И опять раздался тот хрустящий звон, от которого насильники опять должны были спасать свои уши руками. Сонечка, вскочив, устремилась прочь от них. Теперь она бежала настолько долго, насколько могла. Но, оборачиваясь, она всегда замечала преследование. Те трое неторопливо шли за ней. Да, далеко, но гораздо ближе, чем предполагалось в уме.

Сонечка совершенно выбилась из сил. К тому же, стала хромать. Вернее, припадать на левую сторону, так как что-то случилось с каблуком. Короче, она боялась на него наступать всем весом, чтобы не сломать.

Но это не могло больше продолжаться — троица тихой сапой подступала всё ближе, и истерика превратилась в панику. Сонечка стащила с себя босоножки и побежала босиком, попутно взглянув на злополучный каблук. Да, точно, немного отошёл от подошвы. Ах, теперь уж неважно — лишь бы спастись!

В доме напротив показалась некая незакрытая дверь, от неё очень сильно веяло добротой, тёплой нежностью и спасением, потому что она была похожа на дверь Сонечкиной квартиры.

— Ах ты, зараза! — пропищал первый где-то очень близко.

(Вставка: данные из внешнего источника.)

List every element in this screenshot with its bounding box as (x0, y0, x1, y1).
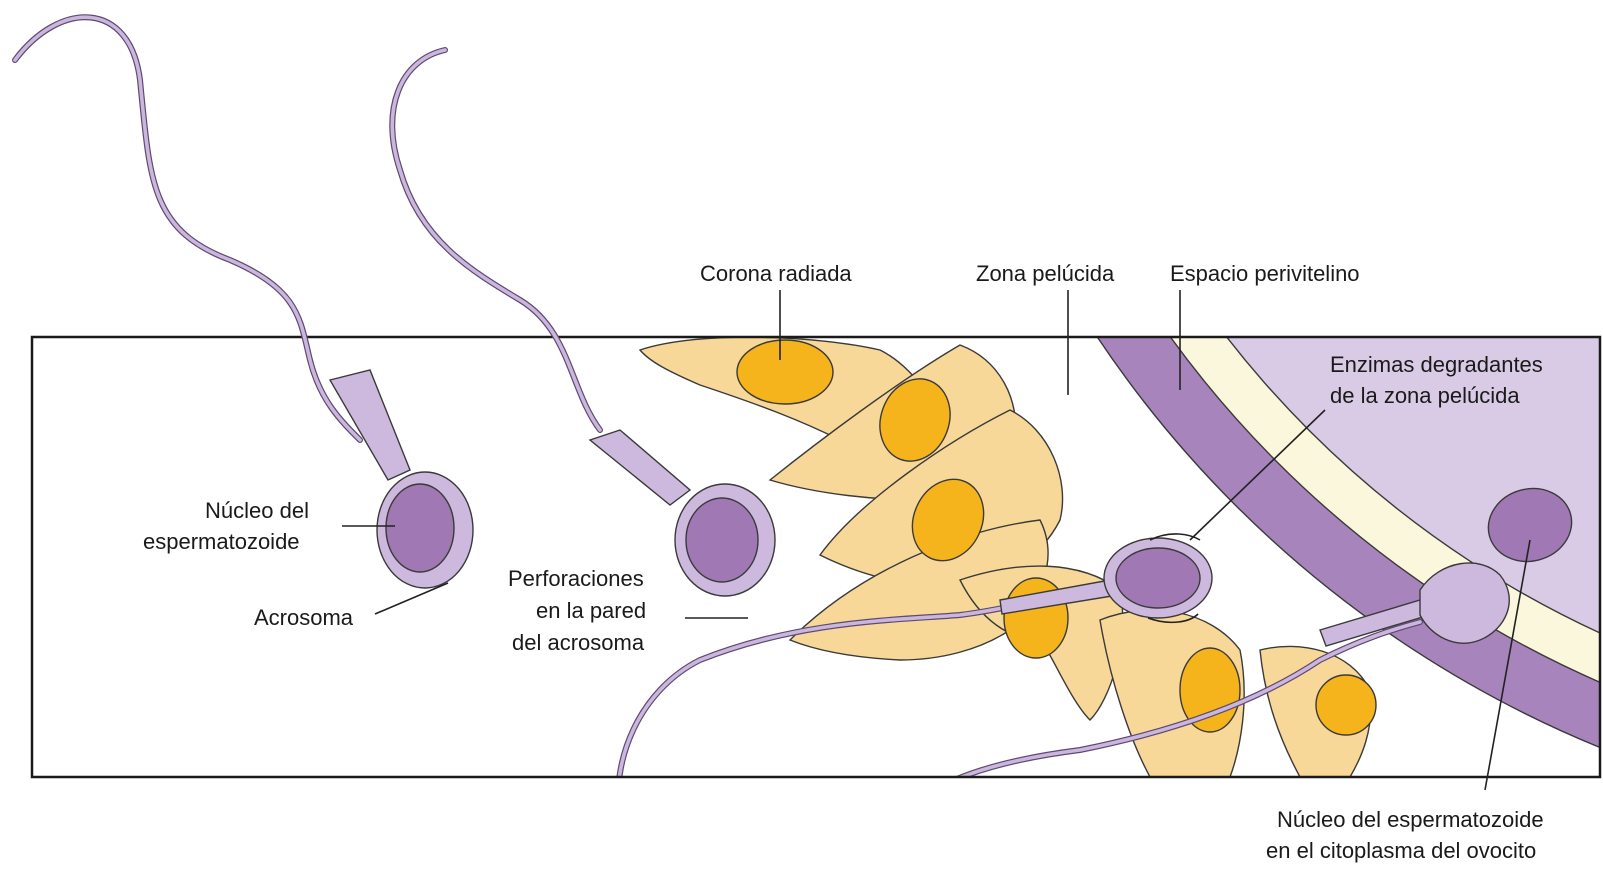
label-nucleo-ovocito-line2: en el citoplasma del ovocito (1266, 838, 1536, 863)
label-perforaciones-line2: en la pared (536, 598, 646, 623)
label-zona-pelucida: Zona pelúcida (976, 261, 1115, 286)
label-espacio-perivitelino: Espacio perivitelino (1170, 261, 1360, 286)
label-perforaciones-line1: Perforaciones (508, 566, 644, 591)
label-nucleo-ovocito-line1: Núcleo del espermatozoide (1277, 807, 1544, 832)
label-enzimas-line2: de la zona pelúcida (1330, 383, 1520, 408)
label-acrosoma: Acrosoma (254, 605, 354, 630)
sperm-nucleus (1116, 548, 1200, 608)
sperm-nucleus (386, 484, 454, 572)
corona-nucleus (1316, 675, 1376, 735)
midpiece (590, 430, 690, 505)
label-perforaciones-line3: del acrosoma (512, 630, 645, 655)
corona-nucleus (737, 340, 833, 404)
label-enzimas-line1: Enzimas degradantes (1330, 352, 1543, 377)
label-nucleo-line2: espermatozoide (143, 529, 300, 554)
sperm-nucleus (686, 498, 758, 582)
leader-acrosoma (375, 583, 448, 614)
label-corona-radiada: Corona radiada (700, 261, 852, 286)
label-nucleo-line1: Núcleo del (205, 498, 309, 523)
oocyte-layers (618, 0, 1603, 840)
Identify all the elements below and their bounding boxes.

— Теперь убежит! — загоготал второй как бы чуть подальше.

— Наконец-то отпустила! — пробасил третий вроде совсем далеко.

Сонечка, не оглядываясь, мчалась к вожделенной двери. Вот! Вот! Ещё чуть-чуть, ещё капельку потерпеть!.. Вот и всё! Слёзы облегчения брызнули из глаз, когда она ощутила в своей ладони знакомую ручку. Слёзы радости полились по щекам, когда она чудесным образом очутилась в своей такой родной и любимой квартире. Слёзы благодарности капали с подбородка, когда дверь захлопнулась за ней и стало темно, тихо и спокойно.

Сонечка проснулась резко, нащупав под собой на подушке мокрое пятно. Но ни темнота, ни тишина, ни умиротворение реальности не могли её успокоить. К чему, зачем, за что опять эта странность, эта мерзкость, эта непонятность? Ещё не окончательно исчез осадок от потрясения двухнедельной давности, и вот новый глоток смрадной мути, необъяснимого смрада, мутной необъяснимости.

Оставшуюся часть ночи Сонечка не спала, всё думала — а утром первым делом проверила свои очаровательные босоножки и ахнула. Каблучок на левой босоножке немного отошёл от подошвы и шатался.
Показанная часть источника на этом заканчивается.